L’assiette. Cette désormais fameuse cuisine fusionnant l’Asie et l’Amérique latine (sashimi de thon albacore et piment jalapenos, morue noire sauce miso) prolongée ici d’un mix franco-nippon (huîtres croustillantes caviar-wasabi-aïoli). Des saveurs very fashion, brillantes et superficielles à la fois, parfaites à flamber si le soleil manquait!

Plein soleil. L’esprit patio de palace, les fleurs qui accompagnent.

Zone d’ombre. L’addition qui grimpe trop vite, une partie du public qui parle trop fort.

Matsuhisa, à l’Hôtel Royal Monceau. 37, avenue Hoche (VIIIe). Tél.: 01 42 99 98 80. Tlj. Carte: env. 50-80 €.

La plus «waouh»: LE CAFÉ DE L’HOMME

Le Café de L'Homme (XVIe).

La terrasse. L’une des plus époustouflantes de Paris (300 places et une aile droite abritée sous les frondaisons) avec, à ses pieds, les jardins du Champ-de-Mars, la Seine, la tour Eiffel… Bref, l’un des plus beaux panoramas de la capitale. Et, pour l’habiller, un mobilier de jardin tout neuf puisque l’adresse étrenne sa première saison, après plusieurs années de fermeture.

L’assiette. Jolis intitulés sur le papier, nettement moins fringants sous la dent. Cœur de cabillaud, légumes de printemps salsa verde (28 €): atone. Dos de saumon Label Rouge, haricots verts, sauce vierge épicée (26 €): racorni… Le plan B hors déjeuner ou dîner  la carte brasserie, simplifiée, entre 15 h 30 et 18 h 30 (salades, croques…).

Plein soleil. La vue évidemment, le voiturier.

Zone d’ombre. Des prix frappés au coin du non-sens.

Le Café de L’Homme. 17, place du Trocadéro (XVIe). Tél.: 01 44 05 30 15. Tlj. Terrasse selon la météo. Carte: env. 80 €.

La plus néo-nostalgique: LE MOULIN DE LA GALETTE

Le Moulin de la Galette (XVIIIe).

La terrasse. Faut-il encore présenter cette carte postale de Montmartre, héritière des bals guinguettes, longtemps magique, devenue pathétique et, au hasard d’une reprise cet automne, en passe de retrouver un peu de sa niaque entre terrasse croquignolette (à l’entrée) et jardin clos (dans le dos du restau)?

L’assiette.

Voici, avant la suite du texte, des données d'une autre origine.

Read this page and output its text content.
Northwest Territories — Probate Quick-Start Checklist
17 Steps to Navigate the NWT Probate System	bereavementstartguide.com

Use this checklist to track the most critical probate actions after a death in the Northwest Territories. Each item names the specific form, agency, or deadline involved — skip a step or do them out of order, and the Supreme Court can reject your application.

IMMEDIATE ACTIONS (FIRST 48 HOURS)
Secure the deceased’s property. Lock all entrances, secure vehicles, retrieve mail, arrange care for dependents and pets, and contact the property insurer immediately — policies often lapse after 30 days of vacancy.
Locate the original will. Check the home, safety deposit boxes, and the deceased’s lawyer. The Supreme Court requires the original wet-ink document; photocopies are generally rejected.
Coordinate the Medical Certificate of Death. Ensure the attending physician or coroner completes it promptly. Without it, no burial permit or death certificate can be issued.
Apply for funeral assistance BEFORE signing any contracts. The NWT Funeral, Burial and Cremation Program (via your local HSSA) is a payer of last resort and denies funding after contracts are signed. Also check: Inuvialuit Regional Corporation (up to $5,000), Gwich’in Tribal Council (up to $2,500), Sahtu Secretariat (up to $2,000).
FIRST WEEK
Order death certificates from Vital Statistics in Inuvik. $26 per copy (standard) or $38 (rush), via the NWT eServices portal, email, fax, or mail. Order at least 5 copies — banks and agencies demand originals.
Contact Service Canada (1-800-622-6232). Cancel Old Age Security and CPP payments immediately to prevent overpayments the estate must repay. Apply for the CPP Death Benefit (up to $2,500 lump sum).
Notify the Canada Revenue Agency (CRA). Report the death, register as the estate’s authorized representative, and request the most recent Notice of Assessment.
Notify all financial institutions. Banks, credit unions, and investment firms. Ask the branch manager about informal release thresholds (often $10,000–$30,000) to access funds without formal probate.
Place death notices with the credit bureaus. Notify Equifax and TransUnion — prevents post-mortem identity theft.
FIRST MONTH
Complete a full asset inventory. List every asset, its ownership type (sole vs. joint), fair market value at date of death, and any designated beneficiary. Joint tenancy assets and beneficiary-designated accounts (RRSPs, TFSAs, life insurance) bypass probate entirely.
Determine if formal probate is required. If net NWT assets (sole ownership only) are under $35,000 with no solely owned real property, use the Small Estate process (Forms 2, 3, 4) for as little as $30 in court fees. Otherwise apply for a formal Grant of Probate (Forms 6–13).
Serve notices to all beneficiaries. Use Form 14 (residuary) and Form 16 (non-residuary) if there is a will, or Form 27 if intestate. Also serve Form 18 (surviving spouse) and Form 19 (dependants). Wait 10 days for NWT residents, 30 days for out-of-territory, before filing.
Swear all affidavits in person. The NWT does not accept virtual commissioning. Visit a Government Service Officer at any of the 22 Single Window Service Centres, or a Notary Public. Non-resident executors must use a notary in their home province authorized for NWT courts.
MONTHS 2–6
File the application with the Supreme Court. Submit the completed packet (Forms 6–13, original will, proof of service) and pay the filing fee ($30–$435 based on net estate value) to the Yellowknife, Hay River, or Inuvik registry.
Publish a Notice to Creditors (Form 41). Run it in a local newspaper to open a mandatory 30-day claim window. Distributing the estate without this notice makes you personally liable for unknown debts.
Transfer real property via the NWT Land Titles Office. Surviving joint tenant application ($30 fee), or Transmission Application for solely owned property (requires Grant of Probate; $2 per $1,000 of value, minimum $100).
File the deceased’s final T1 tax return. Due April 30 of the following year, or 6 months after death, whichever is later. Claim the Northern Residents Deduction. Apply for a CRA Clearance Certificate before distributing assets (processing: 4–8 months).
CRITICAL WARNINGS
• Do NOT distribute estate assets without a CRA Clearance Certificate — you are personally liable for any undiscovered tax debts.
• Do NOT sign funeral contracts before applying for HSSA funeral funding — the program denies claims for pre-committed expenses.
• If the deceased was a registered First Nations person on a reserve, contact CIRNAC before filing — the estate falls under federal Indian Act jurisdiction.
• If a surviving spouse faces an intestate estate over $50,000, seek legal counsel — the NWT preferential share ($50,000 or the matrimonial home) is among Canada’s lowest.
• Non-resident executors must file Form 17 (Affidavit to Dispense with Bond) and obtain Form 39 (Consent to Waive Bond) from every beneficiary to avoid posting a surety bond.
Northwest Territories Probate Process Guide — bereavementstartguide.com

Après plusieurs saisons passées à servir des plats ratés pour idiots du voyage et des recettes pédantes qui ne lui allaient fatalement pas, la nouvelle équipe calme le jeu à disposer canaille de plein air (misez sur le pâté en croûte) et bon train de viandes grillées.

Plein soleil. Un ciel rien qu’à soi, l’entrain du service.

Zone d’ombre. Vacherie du tourisme, les petites foules du week-end.